Possible side effect
Common (>10%): Dizziness (12%), headache (12%), cough (8-12%), fatigue (5%). Less common (1-10%): Orthostatic hypotension, diarrhea, nausea, rash, hyperkalemia, chest pain. Rare (<1%): Angioedema, neutropenia/agranulocytosis, hepatic failure, pancreatitis, photosensitivity, impotence. Laboratory abnormalities: Increased BUN and serum creatinine (2-4%), elevated liver enzymes, decreased hemoglobin/hematocrit. Most adverse effects are dose-dependent and may diminish with continued therapy. The characteristic dry, non-productive cough may persist and require discontinuation in some patients.
Drug interaction
Potassium supplements/potassium-sparing diuretics: Increased risk of hyperkalemia. Diuretics: Potentiated hypotensive effect, particularly with initial coadministration. NSAIDs: May diminish antihypertensive effect and increase risk of renal impairment. Lithium: Increased lithium levels and toxicity risk. Oral hypoglycemics/insulin: Enhanced hypoglycemic effect. Gold injections: Nitritoid reactions reported. Aliskiren: Increased risk of renal impairment, hyperkalemia, and hypotension in diabetic patients. Sacubitril/valsartan: Contraindicated due to increased angioedema risk.
Missed dose
If a dose is missed, it should be taken as soon as possible on the same day. If the day has passed, the missed dose should be skipped and the regular dosing schedule resumed. Do not double the next dose to make up for the missed dose. Patients should be educated about maintaining consistent dosing timing to ensure stable therapeutic coverage. The long elimination half-life provides some buffer against transient missed doses, but consistent adherence is crucial for optimal blood pressure control.
Overdose
Symptoms primarily relate to exaggerated pharmacological effects: severe hypotension, bradycardia, circulatory shock, electrolyte disturbances, and renal failure. Management includes supportive care with volume expansion with normal saline for hypotension. Atropine may be used for bradycardia. Lisinopril is poorly dialyzable, but hemodialysis may be considered in severe cases. Angiotensin II infusion has been used investigationally. Patients should receive continuous hemodynamic monitoring in an intensive care setting. Serum electrolytes and renal function should be monitored closely for several days post-overdose.
Storage
Store at controlled room temperature (20-25°C or 68-77°F) with excursions permitted between 15-30°C (59-86°F). Protect from excessive moisture and light.

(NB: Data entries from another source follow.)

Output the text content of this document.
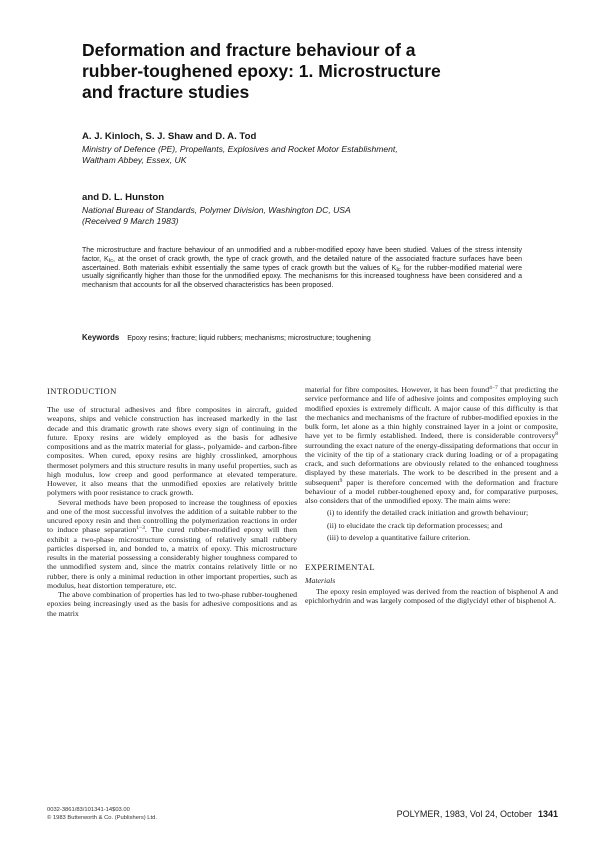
Deformation and fracture behaviour of a
rubber-toughened epoxy: 1. Microstructure
and fracture studies
A. J. Kinloch, S. J. Shaw and D. A. Tod
Ministry of Defence (PE), Propellants, Explosives and Rocket Motor Establishment,
Waltham Abbey, Essex, UK
and D. L. Hunston
National Bureau of Standards, Polymer Division, Washington DC, USA
(Received 9 March 1983)
The microstructure and fracture behaviour of an unmodified and a rubber-modified epoxy have been studied. Values of the stress intensity factor, $K_{Ic}$, at the onset of crack growth, the type of crack growth, and the detailed nature of the associated fracture surfaces have been ascertained. Both materials exhibit essentially the same types of crack growth but the values of $K_{Ic}$ for the rubber-modified material were usually significantly higher than those for the unmodified epoxy. The mechanisms for this increased toughness have been considered and a mechanism that accounts for all the observed characteristics has been proposed.
Keywords Epoxy resins; fracture; liquid rubbers; mechanisms; microstructure; toughening
INTRODUCTION

The use of structural adhesives and fibre composites in aircraft, guided weapons, ships and vehicle construction has increased markedly in the last decade and this dramatic growth rate shows every sign of continuing in the future. Epoxy resins are widely employed as the basis for adhesive compositions and as the matrix material for glass-, polyamide- and carbon-fibre composites. When cured, epoxy resins are highly crosslinked, amorphous thermoset polymers and this structure results in many useful properties, such as high modulus, low creep and good performance at elevated temperature. However, it also means that the unmodified epoxies are relatively brittle polymers with poor resistance to crack growth.

Several methods have been proposed to increase the toughness of epoxies and one of the most successful involves the addition of a suitable rubber to the uncured epoxy resin and then controlling the polymerization reactions in order to induce phase separation$^{1-3}$. The cured rubber-modified epoxy will then exhibit a two-phase microstructure consisting of relatively small rubbery particles dispersed in, and bonded to, a matrix of epoxy. This microstructure results in the material possessing a considerably higher toughness compared to the unmodified system and, since the matrix contains relatively little or no rubber, there is only a minimal reduction in other important properties, such as modulus, heat distortion temperature, etc.

The above combination of properties has led to two-phase rubber-toughened epoxies being increasingly used as the basis for adhesive compositions and as the matrix

material for fibre composites. However, it has been found$^{4-7}$ that predicting the service performance and life of adhesive joints and composites employing such modified epoxies is extremely difficult. A major cause of this difficulty is that the mechanics and mechanisms of the fracture of rubber-modified epoxies in the bulk form, let alone as a thin highly constrained layer in a joint or composite, have yet to be firmly established. Indeed, there is considerable controversy$^8$ surrounding the exact nature of the energy-dissipating deformations that occur in the vicinity of the tip of a stationary crack during loading or of a propagating crack, and such deformations are obviously related to the enhanced toughness displayed by these materials. The work to be described in the present and a subsequent$^9$ paper is therefore concerned with the deformation and fracture behaviour of a model rubber-toughened epoxy and, for comparative purposes, also considers that of the unmodified epoxy. The main aims were:

(i) to identify the detailed crack initiation and growth behaviour;

(ii) to elucidate the crack tip deformation processes; and

(iii) to develop a quantitative failure criterion.

EXPERIMENTAL
Materials

The epoxy resin employed was derived from the reaction of bisphenol A and epichlorhydrin and was largely composed of the diglycidyl ether of bisphenol A.

0032-3861/83/101341-14$03.00
© 1983 Butterworth & Co. (Publishers) Ltd.	POLYMER, 1983, Vol 24, October 1341
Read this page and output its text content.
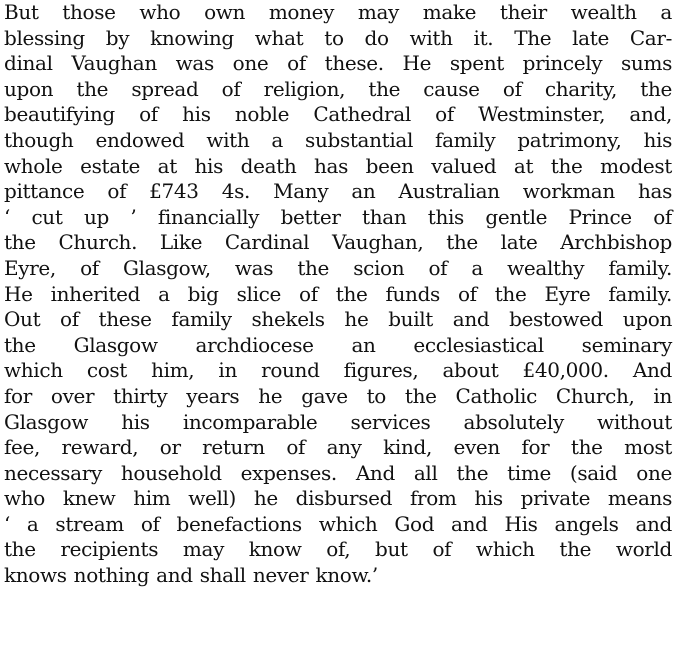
But those who own money may make their wealth a
blessing by knowing what to do with it. The late Car-
dinal Vaughan was one of these. He spent princely sums
upon the spread of religion, the cause of charity, the
beautifying of his noble Cathedral of Westminster, and,
though endowed with a substantial family patrimony, his
whole estate at his death has been valued at the modest
pittance of £743 4s. Many an Australian workman has
‘ cut up ’ financially better than this gentle Prince of
the Church. Like Cardinal Vaughan, the late Archbishop
Eyre, of Glasgow, was the scion of a wealthy family.
He inherited a big slice of the funds of the Eyre family.
Out of these family shekels he built and bestowed upon
the Glasgow archdiocese an ecclesiastical seminary
which cost him, in round figures, about £40,000. And
for over thirty years he gave to the Catholic Church, in
Glasgow his incomparable services absolutely without
fee, reward, or return of any kind, even for the most
necessary household expenses. And all the time (said one
who knew him well) he disbursed from his private means
‘ a stream of benefactions which God and His angels and
the recipients may know of, but of which the world
knows nothing and shall never know.’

Keep container tightly closed. Dispense in original container with child-resistant closure. Do not store in bathroom medicine cabinet due to humidity fluctuations. Keep out of reach of children and pets. Do not use if tablets show evidence of discoloration, cracking, or other physical deterioration. Properly dispose of expired medication through medication take-back programs.
Disclaimer
This information is provided for educational purposes only and does not constitute medical advice. Prinivil is a prescription medication that should be used only under the supervision of a qualified healthcare professional. Individual patient response may vary, and therapeutic decisions should be based on comprehensive clinical assessment. Patients should not alter their dosage or discontinue medication without consulting their healthcare provider. The full prescribing information contains complete details regarding indications, contraindications, warnings, and precautions.
Reviews
Clinical trials demonstrate Prinivil’s efficacy with 65-70% of hypertensive patients achieving blood pressure control (<140/90 mmHg) at 10-20 mg daily dosage. Meta-analyses of heart failure studies show 16% reduction in mortality risk and 26% reduction in hospitalizations. Post-MI studies indicate 11% reduction in 6-week mortality when initiated within 24 hours of infarction. Long-term extension studies confirm maintained efficacy over 4+ years of treatment. Patient satisfaction surveys report high adherence rates due to once-daily dosing and generally favorable side effect profile, though cough remains a notable cause of discontinuation in 3-5% of patients.